「最低限の衣食住とインターネットがあれば、それなり以上に人生を楽しめる」という事実が俺に希望を与えてくれる。
「人並みの幸せを得るのに必要なのは死なない程度の金を稼げるぐらいのことで十分なのだ」という実感が福音なのだ。
去年の直木賞受賞作を読もうとして図書館で予約待ちの人数を見た時、それが0人だったりしたら「本当にただ市民権を持ってるだけで人並みに暮らせるんだな」と感じ取れるのだよ。

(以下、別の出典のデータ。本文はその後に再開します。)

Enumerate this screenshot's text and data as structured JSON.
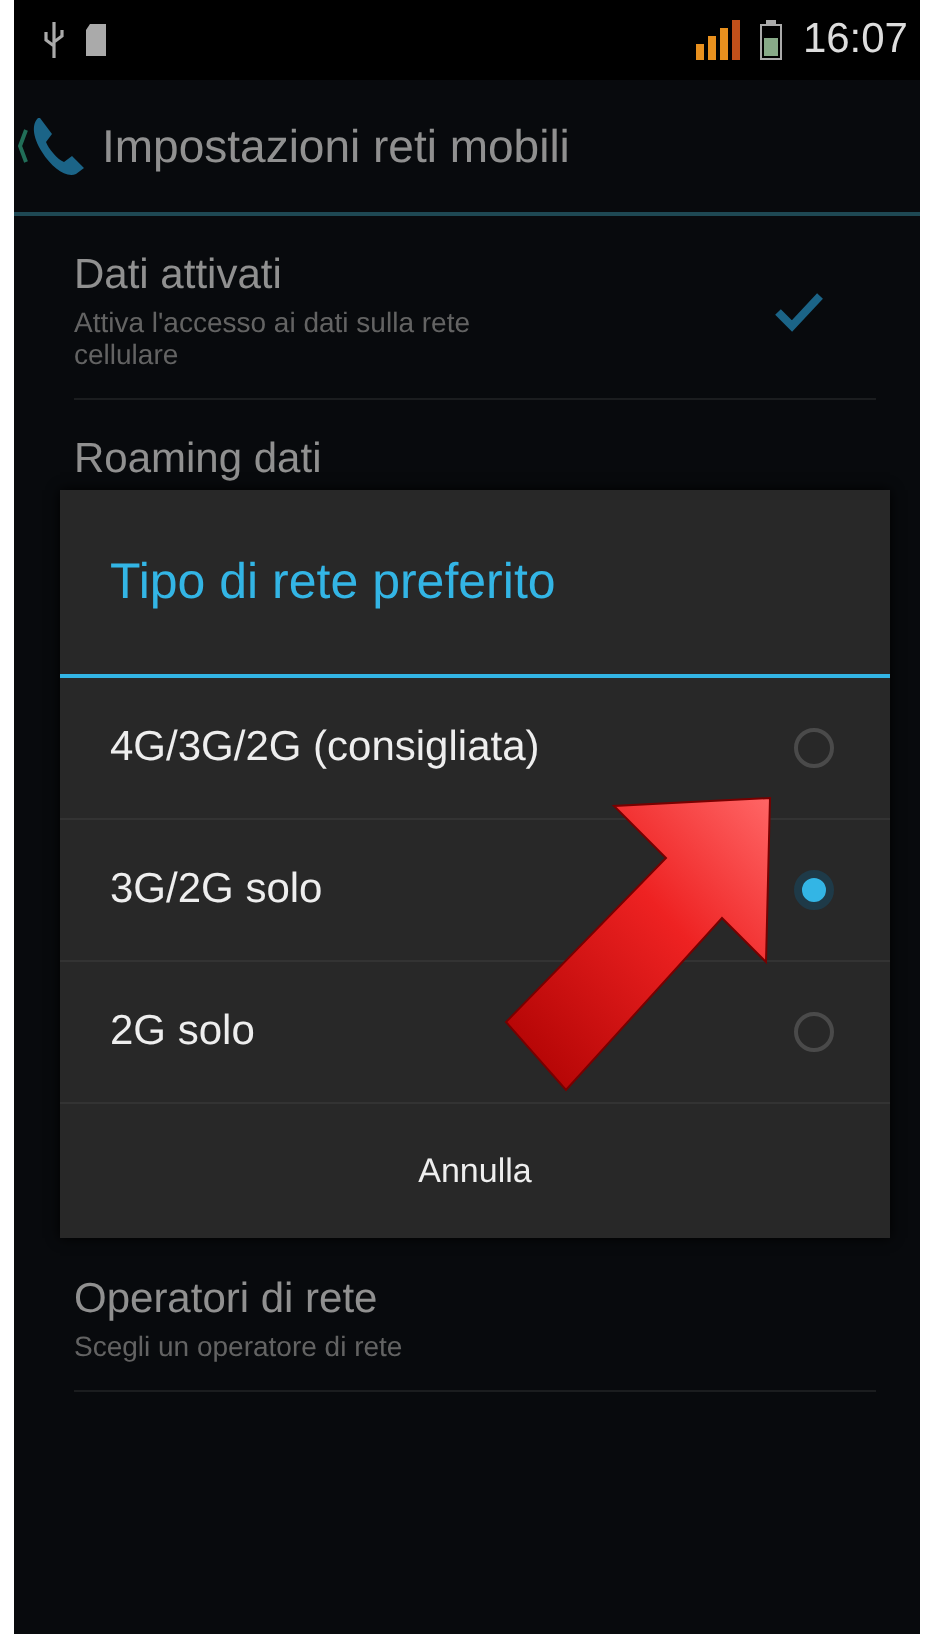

無料チケットで読み進めた漫画が最終話を迎える時、全話無料キャンペーンの最後の1話分だけをどこかで貰った課金コインで読み終える時、「娯楽に使えるような金なんて無くたって人生は楽しめるぞ」と叫びたくなる。
元々は値札がついていたものや、虚栄心を煽られた小金持ちがジャブジャブ金を使っているものなんかだともっと嬉しい。
実際には月5千円も使えば10円キャンペーンや80%OFFセールで同じぐらいに楽しめるんだとは思う。
それを100%OFFのものにばかり拘るのはタイパが良くないんじゃないかと思うことはある。
でも確かに違うんだ。
たった10円を出さないことが、「そのたった10円を出さないですら人生の中に楽しみはいくらでも見いだせる」という希望に繋がっていくんだ。
一度も課金すること無くアニバを迎えたスマホゲーム、溜めた石でアニバ限定キャラクターを引く。
すり抜けも合わさって戦力は一気に増強され、新システムの導入に合わせてインフラしたはずの高難易度コンテンツがバッタバッタとなぎ倒せてしまう。
そうしたときにふと感じるのだ。
時間という財産の使い方を少し買えるだけで、多少の小金持ちとぐらいなら張り合えるんだと実感した時、俺は自分の貧相な人生が年収の金額から想像するよりずっと豊かなんじゃないかと思えるんだよ。
多少の時間と健康さえ何とか維持できていれば、金が稼げなくてもそれなりだって、そう思いたいんだ。
金を使うコンテンツはその逆だ。
金を使わなきゃ何も手に入らないと感じさせるから嫌いだ。
金がないだけで何も持ってないような気持ちにさせられる。
目が見えて耳が聞こえて手足があって指が揃ってる、ただそれだけの俺が、金を払ってもいないのに、大いに俺を楽しませてくれるものを俺は愛してるんだよ。